Playing like a mix of Tenchu, Bionic Commando, and the classic Ninja Gaiden games on NES, Mark of the Ninja looks like it’ll be a surefire hit with fans of feudal assassins. Though it comes from Klei Entertainment, the makers of the two Shank games, the style of action couldn’t be more different. Instead of chainsawing through thugs like a blowtorch through butter, you’re better off avoiding fights entirely, as a true ninja would.
That’s not to say that MotN lacks the over-the-top cartoony violence that Shank delivered – but in this game, we got our kicks via brutal stealth kills, each more flashy than the last. But trying to take on burly guards head-on is a mistake: they’ll kill the as-of-yet-unnamed ninja in two or three hits. Instead, you’ll want to use the surroundings to your advantage, as in any worthwhile stealth game, to divide and conquer a stage by picking off targets one at a time. You can even pick up dead bodies and lug them to a hiding spot in the dark shadows, Deus Ex style.

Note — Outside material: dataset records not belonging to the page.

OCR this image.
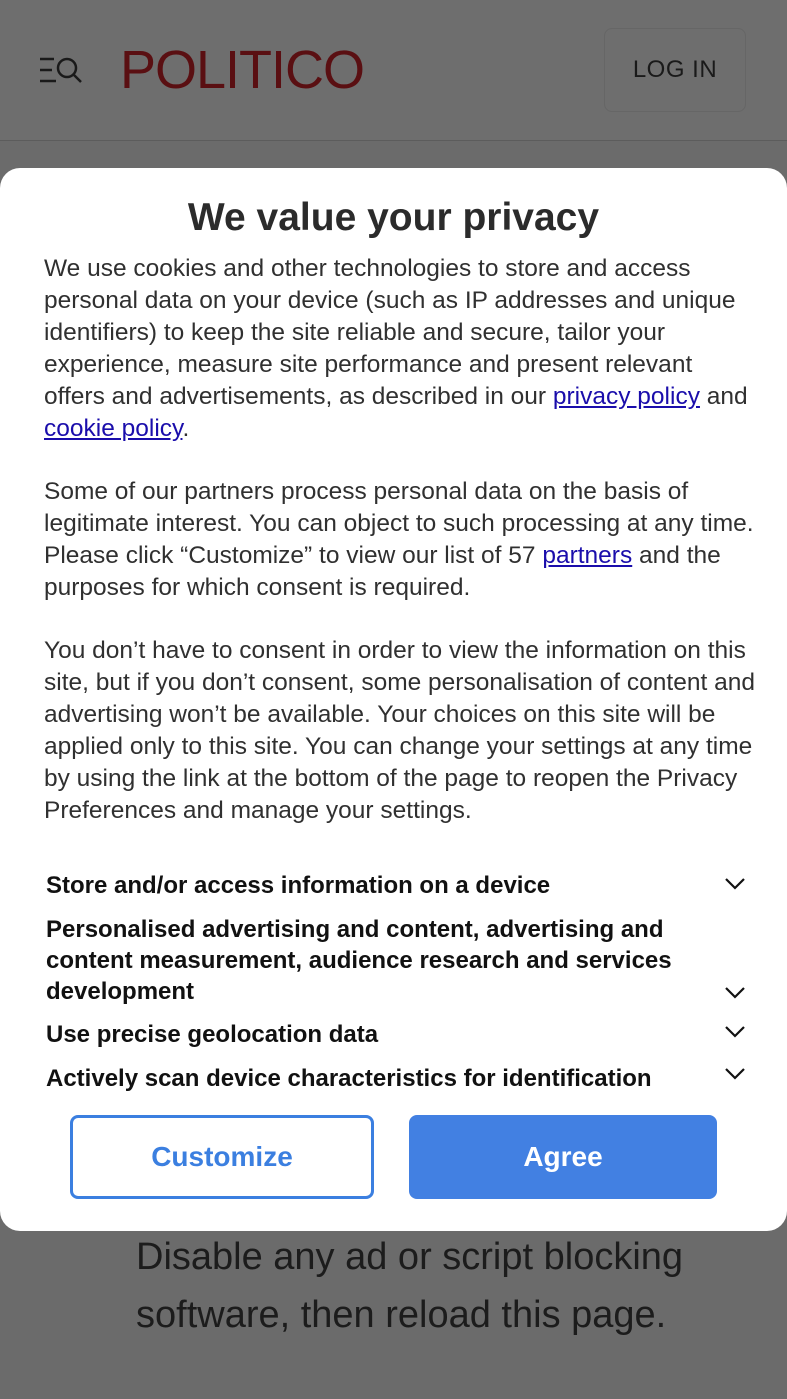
POLITICO	LOG IN
Disable any ad or script blocking software, then reload this page.
We value your privacy

We use cookies and other technologies to store and access personal data on your device (such as IP addresses and unique identifiers) to keep the site reliable and secure, tailor your experience, measure site performance and present relevant offers and advertisements, as described in our privacy policy and cookie policy.

Some of our partners process personal data on the basis of legitimate interest. You can object to such processing at any time. Please click “Customize” to view our list of 57 partners and the purposes for which consent is required.

You don’t have to consent in order to view the information on this site, but if you don’t consent, some personalisation of content and advertising won’t be available. Your choices on this site will be applied only to this site. You can change your settings at any time by using the link at the bottom of the page to reopen the Privacy Preferences and manage your settings.

Store and/or access information on a device
Personalised advertising and content, advertising and content measurement, audience research and services development
Use precise geolocation data
Actively scan device characteristics for identification
Customize	Agree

The visuals look quite similar to Shank, only much, much cooler. Just like “fog of war” in RTS games, any area of the screen that isn’t in your line of sight will be silhouetted against the gorgeous backdrops. That means that failing to look before you leap could get you surrounded by guards in seconds – and nobody wants that. Shank (y'know, the dude you play as in Shank?) always looked a little bit goofy to us, but MotN’s protagonist has a ninjitsu swagger to him that makes us wish he had his own comic. (It would mainly focus on killing fools in increasingly-awesome ways.)
You’ve got more than a sword and your wits to sneakily slay enemies. The ninja is covered in tattoos, each of which grant him a specific special ability – hookshots, shuriken, wall-climbing, and what have you. You’ll unlock more sick tats as you progress through the game, giving MotN a sort of Metroidvania vibe without the need to uncover every inch of the map. Stealth puzzles include distracting enemies with a shuriken-to-gong clang, luring them underneath a stone lamp before dropping it on their heads, and using grates in the floors and walls (which you can effortlessly cling to) to get yourself in position for a viscera-impaling one hit kill (activated by an inoffensive quick time event of pressing the correct direction and button).

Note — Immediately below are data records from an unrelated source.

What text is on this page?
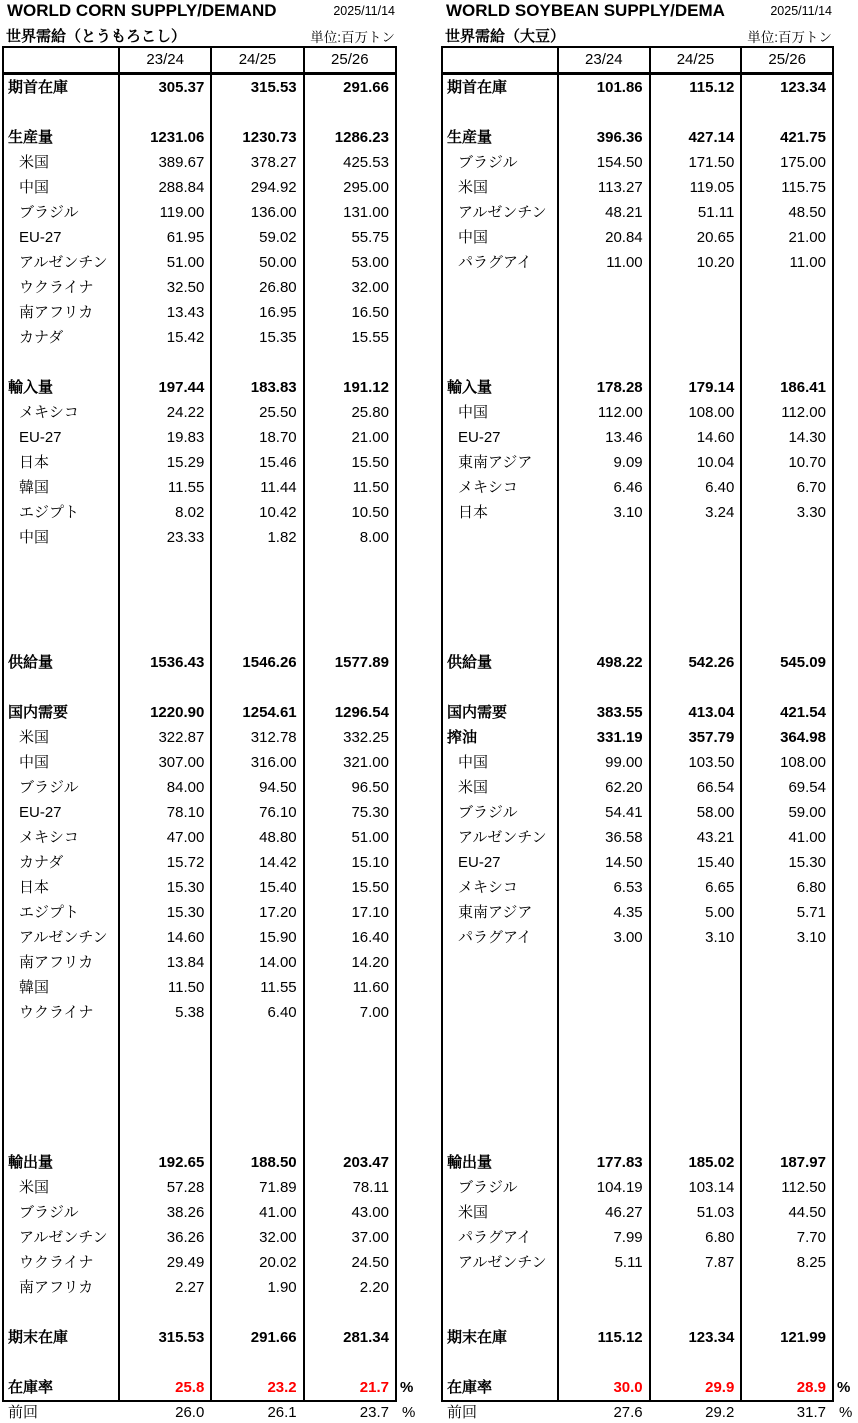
WORLD CORN SUPPLY/DEMAND	2025/11/14
世界需給（とうもろこし）	単位:百万トン
23/24	24/25	25/26
期首在庫	305.37	315.53	291.66
生産量	1231.06	1230.73	1286.23
米国	389.67	378.27	425.53
中国	288.84	294.92	295.00
ブラジル	119.00	136.00	131.00
EU-27	61.95	59.02	55.75
アルゼンチン	51.00	50.00	53.00
ウクライナ	32.50	26.80	32.00
南アフリカ	13.43	16.95	16.50
カナダ	15.42	15.35	15.55
輸入量	197.44	183.83	191.12
メキシコ	24.22	25.50	25.80
EU-27	19.83	18.70	21.00
日本	15.29	15.46	15.50
韓国	11.55	11.44	11.50
エジプト	8.02	10.42	10.50
中国	23.33	1.82	8.00
供給量	1536.43	1546.26	1577.89
国内需要	1220.90	1254.61	1296.54
米国	322.87	312.78	332.25
中国	307.00	316.00	321.00
ブラジル	84.00	94.50	96.50
EU-27	78.10	76.10	75.30
メキシコ	47.00	48.80	51.00
カナダ	15.72	14.42	15.10
日本	15.30	15.40	15.50
エジプト	15.30	17.20	17.10
アルゼンチン	14.60	15.90	16.40
南アフリカ	13.84	14.00	14.20
韓国	11.50	11.55	11.60
ウクライナ	5.38	6.40	7.00
輸出量	192.65	188.50	203.47
米国	57.28	71.89	78.11
ブラジル	38.26	41.00	43.00
アルゼンチン	36.26	32.00	37.00
ウクライナ	29.49	20.02	24.50
南アフリカ	2.27	1.90	2.20
期末在庫	315.53	291.66	281.34
在庫率	25.8	23.2	21.7 %
前回	26.0	26.1	23.7 %
WORLD SOYBEAN SUPPLY/DEMA	2025/11/14
世界需給（大豆）	単位:百万トン
23/24	24/25	25/26
期首在庫	101.86	115.12	123.34
生産量	396.36	427.14	421.75
ブラジル	154.50	171.50	175.00
米国	113.27	119.05	115.75
アルゼンチン	48.21	51.11	48.50
中国	20.84	20.65	21.00
パラグアイ	11.00	10.20	11.00
輸入量	178.28	179.14	186.41
中国	112.00	108.00	112.00
EU-27	13.46	14.60	14.30
東南アジア	9.09	10.04	10.70
メキシコ	6.46	6.40	6.70
日本	3.10	3.24	3.30
供給量	498.22	542.26	545.09
国内需要	383.55	413.04	421.54
搾油	331.19	357.79	364.98
中国	99.00	103.50	108.00
米国	62.20	66.54	69.54
ブラジル	54.41	58.00	59.00
アルゼンチン	36.58	43.21	41.00
EU-27	14.50	15.40	15.30
メキシコ	6.53	6.65	6.80
東南アジア	4.35	5.00	5.71
パラグアイ	3.00	3.10	3.10
輸出量	177.83	185.02	187.97
ブラジル	104.19	103.14	112.50
米国	46.27	51.03	44.50
パラグアイ	7.99	6.80	7.70
アルゼンチン	5.11	7.87	8.25
期末在庫	115.12	123.34	121.99
在庫率	30.0	29.9	28.9 %
前回	27.6	29.2	31.7 %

The way each level is laid out is quite satisfying – you’ll never get bright neon arrows screaming at you to go somewhere. Instead, an unassuming tree branch might be just the platform you need to hookshot to in order to reach a perfect vantage point on a rooftop. There are plenty of awesome touches too: for instance, if a guard finds a body that’s been mutilated beyond recognition, he’ll actually become afraid and run around aimlessly, letting you sneak up and snap his neck like it’s your job. Which it pretty much is.
We saw the game on Xbox as a downloadable title, but we’re certain that, as with Shank, it’ll make its way to the PS3 and PC as well. This is definitely a ninja game to keep an eye on – in a time when ninjas are nearing as overuse on the same scale as zombies, bringing them back to their stealth-centric, frail-yet-deadly roots is the right way to go.